“An honest letter, an honest letter!” cried Svirski. “They are all honest, too. That is why it is a little bitter for me. She doesn’t want me. All right; that is permitted to every one. She is in love; that, too, is permitted. But with whom is she in love? Not with Osnovski or Pan Ignas, of course. With whom, then? With that head of a walking-stick, that casket, that pretty man, that tailor’s model,—with that ideal of a waiting maid. You have seen such beautiful gentlemen depicted on pieces of muslin? That is he, perfectly. If he should stand in a barber’s window, young women would burst in the glass. When he wishes, he puts on a dress-coat; when not, he goes so, and all right! You remember what I said of him,—that he was a male houri? And this is bitter, and this is ill-tasting” (he spoke with growing irritation, accenting with special emphasis the word is), “and this speaks badly of women; for be thou, O man, a Newton, a Raphael, a Napoleon, and wish thou as thy whole reward one heart, one woman’s head, she will prefer some lacquered Bibisi. That’s how they are.”

“Not all women, not all. Besides, as an artist, you should know what feeling is. Something falls on a person, and that is the end of all reasoning.”

“True,” said Svirski, calmly; “I know that not all women are so. And as to love, you say that something falls, and there is an end. Perhaps so. That is like a disease. But there are diseases by which the more noble kinds of creatures are not affected. There is, for instance, a disease of the hoofs. You will permit me to say that it is needful to have hoofs in order to get this disease. But there has never been a case that a dove fell in love with a hoopoo, though a hoopoo is a very nice bird. You see that doesn’t happen to the dove. Hoopoos fall in love with hoopoos. And let them fall in love for themselves, if only they will not pretend to be doves. That is all I care. Remember how I spoke once against Panna Castelli at Bigiel’s. And still she chose Pan Ignas at last. For me, it is a question of those false aspirations, that insincerity, and those phrases. If thou art a hoopoo’s daughter, have the courage to own it. Do not pretend; do not lie; do not deceive. I, a man of experience, would have wagered my neck on this, that Panna Ratkovski is simply incapable of falling in love with Kopovski; and still she has. I am glad that here it is not a question of me, but of comedy, of that conventional lying,—and not of Panna Ratkovski, but of this, that such a type as Kopovski conquers.”

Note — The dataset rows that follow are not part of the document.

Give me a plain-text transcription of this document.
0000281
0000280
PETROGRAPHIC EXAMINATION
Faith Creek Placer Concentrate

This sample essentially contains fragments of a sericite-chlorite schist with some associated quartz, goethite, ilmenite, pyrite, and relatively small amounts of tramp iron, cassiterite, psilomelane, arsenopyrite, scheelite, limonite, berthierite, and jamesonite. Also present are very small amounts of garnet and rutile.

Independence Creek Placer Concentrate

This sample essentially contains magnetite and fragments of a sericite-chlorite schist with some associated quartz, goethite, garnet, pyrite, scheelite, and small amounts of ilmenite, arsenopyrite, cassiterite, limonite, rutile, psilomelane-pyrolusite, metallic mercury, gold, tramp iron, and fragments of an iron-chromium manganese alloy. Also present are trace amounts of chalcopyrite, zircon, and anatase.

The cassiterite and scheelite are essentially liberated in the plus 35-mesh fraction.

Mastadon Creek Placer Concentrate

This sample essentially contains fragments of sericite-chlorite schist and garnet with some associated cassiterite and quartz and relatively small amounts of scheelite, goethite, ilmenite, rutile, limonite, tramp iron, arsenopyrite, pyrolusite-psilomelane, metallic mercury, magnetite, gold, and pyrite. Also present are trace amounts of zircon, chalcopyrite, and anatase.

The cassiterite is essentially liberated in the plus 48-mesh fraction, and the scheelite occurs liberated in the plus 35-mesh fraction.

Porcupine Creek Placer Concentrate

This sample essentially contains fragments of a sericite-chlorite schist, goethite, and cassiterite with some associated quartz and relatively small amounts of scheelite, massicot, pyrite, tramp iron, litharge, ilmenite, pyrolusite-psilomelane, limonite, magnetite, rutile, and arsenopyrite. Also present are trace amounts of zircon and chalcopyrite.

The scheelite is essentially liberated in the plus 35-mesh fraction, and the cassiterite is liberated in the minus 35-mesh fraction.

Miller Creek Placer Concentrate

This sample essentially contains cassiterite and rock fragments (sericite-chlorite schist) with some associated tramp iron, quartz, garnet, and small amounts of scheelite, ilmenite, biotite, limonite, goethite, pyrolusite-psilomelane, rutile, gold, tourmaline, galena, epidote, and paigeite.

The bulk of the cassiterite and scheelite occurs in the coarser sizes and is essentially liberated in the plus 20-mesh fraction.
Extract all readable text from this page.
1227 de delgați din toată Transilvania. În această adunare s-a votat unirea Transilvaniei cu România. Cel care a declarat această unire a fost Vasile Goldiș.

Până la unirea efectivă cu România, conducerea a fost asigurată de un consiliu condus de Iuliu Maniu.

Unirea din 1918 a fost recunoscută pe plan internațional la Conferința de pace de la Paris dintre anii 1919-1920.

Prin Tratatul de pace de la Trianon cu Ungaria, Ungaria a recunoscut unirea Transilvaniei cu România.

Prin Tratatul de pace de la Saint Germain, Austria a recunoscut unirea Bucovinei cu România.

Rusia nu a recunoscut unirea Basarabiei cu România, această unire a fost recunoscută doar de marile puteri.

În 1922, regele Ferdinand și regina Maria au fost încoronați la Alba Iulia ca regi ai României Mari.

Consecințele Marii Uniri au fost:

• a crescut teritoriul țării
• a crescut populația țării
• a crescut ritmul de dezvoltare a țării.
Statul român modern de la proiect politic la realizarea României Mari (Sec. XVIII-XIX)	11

“True,” said Marynia; “but we ought to find out why all this has become entangled somehow.”

But Svirski waved his hand. “Speaking properly,” said he, “it is rather unravelled. If she had married me! surely I should have carried her at last in my arms. I give you my word. In me immensely much tenderness is accumulated. I should have been kind to her, and it would have been pleasant for both of us. I am also a little sorry for it. Still, she is not the only one on earth. You will find some honest soul who will want me; and soon, my dear lady, for in truth at times I cannot endure as I am. Will you not?”

Marynia began to be amused, seeing that Svirski himself did not take the loss of Panna Ratkovski to heart so very greatly. But, thinking over the letter a little more calmly, she remembered one phrase, to which she had not turned attention at first, being occupied entirely with the refusal, and she was disquieted by the phrase.

“Have you noticed,” asked she, “that in one place, she says, ‘After what has happened here I cannot write more’? Can you think what that may be?”

“Perhaps Kopovski has made a declaration.”

“No; in such a case she would have written more explicitly. If she has become attached to him, she is a poor girl indeed, for likely she has no property, and neither is Pan Kopovski rich, they say; therefore he would hardly decide?”

“True,” said Svirski; “you know that that came to my mind, too. She is in love with him,—that is undoubted; but he will not marry her.” Then he stopped, and said, “In such a case, why is he staying there?”